Dedicamos el resto del cumpleaños de Didi día a sentir la playa y el mar en Huanchaco, pequeño pueblo costero donde además de fabricarse los famosos caballitos de Totora, unas canoas hechas de paja que yo personalmente no montaría ni aunque llevara años perdido en una isla, también podías pasear por su playa infinita para digerir tranquilamente el delicioso ceviche que sirven en Mococho, un restaurante recóndito donde sentirse cálidamente arropado por su ambiente caribeño. Felicidad a unos pocos soles de distancia.
La proximidad con el mar nos sedujo de forma irremediable, y cualquier nueva ruta que planeamos incluía sí o sí el dormir con el rumor de las olas y el remojarse los pies durante kilómetros de playa. Así que pusimos rumbo al norte y acabamos en Los Órganos, un tranquilísimo pueblo playero, de nombre no muy seductor, que nos ofrecía exactamente lo que buscábamos: por tierra, sol, playa y cerveza Cusqueña Trigo, por mar, Tortugas Marinas, ceviche y aguas cálidas, y en el cielo unos atardeceres de colores ardientes, casi furiosos, como si el sol expresara su rabia por tener que ceder su sitio en el cielo una vez más.

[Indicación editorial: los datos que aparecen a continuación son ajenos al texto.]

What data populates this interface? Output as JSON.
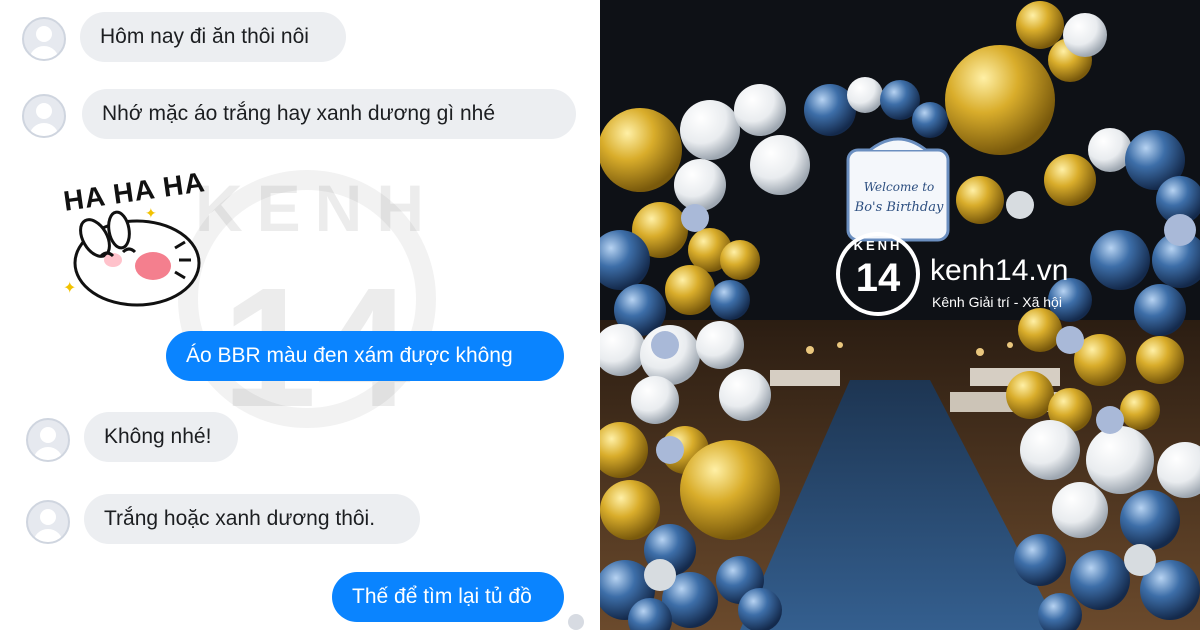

Siempre mirando al cielo decidimos seguir el rumbo de unos extraños pájaros con forma de Pterodáctilos, conocidos como tijeretas por su cola, manteniéndose en el aire sin mover siquiera un milímetro sus alas. Y los seguimos bien, ya que nos llevaron hasta el mejor destino en lo que llevamos de viaje, Máncora.

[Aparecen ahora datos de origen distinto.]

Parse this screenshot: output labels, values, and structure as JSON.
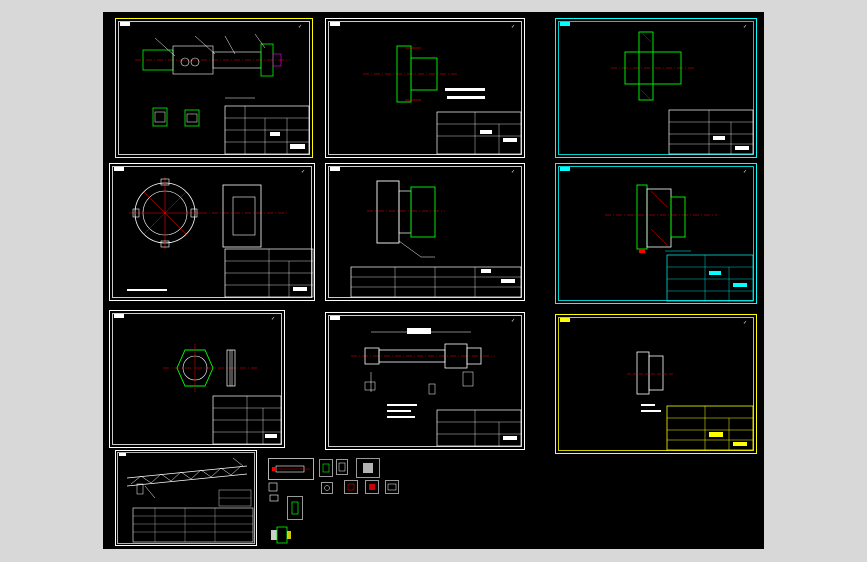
{
  "app": {
    "view": "model-space",
    "background_color": "#000000",
    "surround_color": "#d8d8d8"
  },
  "colors": {
    "white": "#ffffff",
    "yellow": "#ffff00",
    "cyan": "#00ffff",
    "green": "#00ff00",
    "red": "#ff0000",
    "blue": "#3a6cff",
    "magenta": "#ff00ff"
  },
  "sheets": [
    {
      "id": "s1",
      "border": "#ffff00",
      "variant": "shaft-assembly"
    },
    {
      "id": "s2",
      "border": "#ffffff",
      "variant": "flange-side"
    },
    {
      "id": "s3",
      "border": "#00ffff",
      "variant": "hub-section"
    },
    {
      "id": "s4",
      "border": "#ffffff",
      "variant": "gear-plate"
    },
    {
      "id": "s5",
      "border": "#ffffff",
      "variant": "bracket-section"
    },
    {
      "id": "s6",
      "border": "#00ffff",
      "variant": "bearing-housing"
    },
    {
      "id": "s7",
      "border": "#ffffff",
      "variant": "hex-nut"
    },
    {
      "id": "s8",
      "border": "#ffffff",
      "variant": "long-shaft"
    },
    {
      "id": "s9",
      "border": "#ffff00",
      "variant": "sleeve"
    },
    {
      "id": "s10",
      "border": "#ffffff",
      "variant": "assembly-drawing"
    }
  ],
  "thumbnails": [
    {
      "id": "t1",
      "type": "part-strip"
    },
    {
      "id": "t2",
      "type": "square-part"
    },
    {
      "id": "t3",
      "type": "square-part"
    },
    {
      "id": "t4",
      "type": "square-part"
    },
    {
      "id": "t5",
      "type": "small-part"
    },
    {
      "id": "t6",
      "type": "small-part"
    },
    {
      "id": "t7",
      "type": "small-part"
    },
    {
      "id": "t8",
      "type": "small-part"
    },
    {
      "id": "t9",
      "type": "small-part"
    },
    {
      "id": "t10",
      "type": "small-part"
    },
    {
      "id": "t11",
      "type": "small-part"
    },
    {
      "id": "t12",
      "type": "small-part"
    }
  ]
}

Destino playero, amable con todos, inquieto pero no intranquilo, Máncora nos atrapó en sus redes y nosotros nos dejamos llevar por sus interminables paseos, su onda surfera, el precioso hostel donde nos alojamos (La Casa Naranja), y sobretodo por el Ser de Luz que se nos cruzó en el camino: Laura. Viajera incansable, yogui máster, pura generosidad y calidez en sus formas, pensamientos y palabras, siempre atenta a sus sentimientos y a su brújula, nos indicó sabiamente que en Máncora debíamos quedarnos hasta entender porqué debíamos partir si es que esa era nuestra intención.
A Laura la conocimos porque con ella hicimos la mejor sesión de yoga de nuestra vida, pese a ser absolutos beginners en la materia, con sus indicaciones y movimientos sobre la esterilla en la playa mientras se ponía el sol, conseguimos sentirnos de nuevo en paz con nuestro cuerpo presente. Un mindfulness que nos acompañaría cada día durante las casi 2 semanas que disfrutamos de Máncora, de su malecón playero, de cocinar lo comprado en el mercado, de saborear platos exquisitos en La Sirena de Juan, un restaurante donde te sabe mal irte sin probar toda la carta entera.
Un mindfulness que adquirió aún más sentido al conocer simultáneamente a otros 2 Seres de Luz, que sin quererlo marcarían nuestro presente y futuro. El primero fue Jose Luis, un chico que se mueve por el mundo sin raíces y movido sólo por su instinto, un tío que sin pretenderlo transmite amor con cada palabra y sonrisa que te regala. Y la segunda Ser de luz… Ay Frida, pero de dónde sales tú, bichito?
Tras muchos paseos por la playa, una noche se nos juntó sin permiso ni vergüenza una perrita diminuta, decidida desde el primer momento en que nos vió a adoptarnos y enseñarnos el pueblo entero. De día y de noche. 4 días nos esperó frente a la puerta del hostel, y cada mañana al despertar la veíamos a través de las cañas de bambú de la puerta esperarnos pacientemente, sin levantar más de un palmo del suelo, oteando cada vez que se abría la puerta y moviendo el rabito con una tremenda ilusión cada vez que nos veía. Y 4 días estuvimos intentando buscarle un hogar donde necesitaran imperiosamente todo el amor que esta pequeñaja tenía para dar. Al quinto día le pusimos nombre, la vacunamos, le compramos una cama y un pasaje de autobús. Ya somos 3 en este viaje sin rumbo.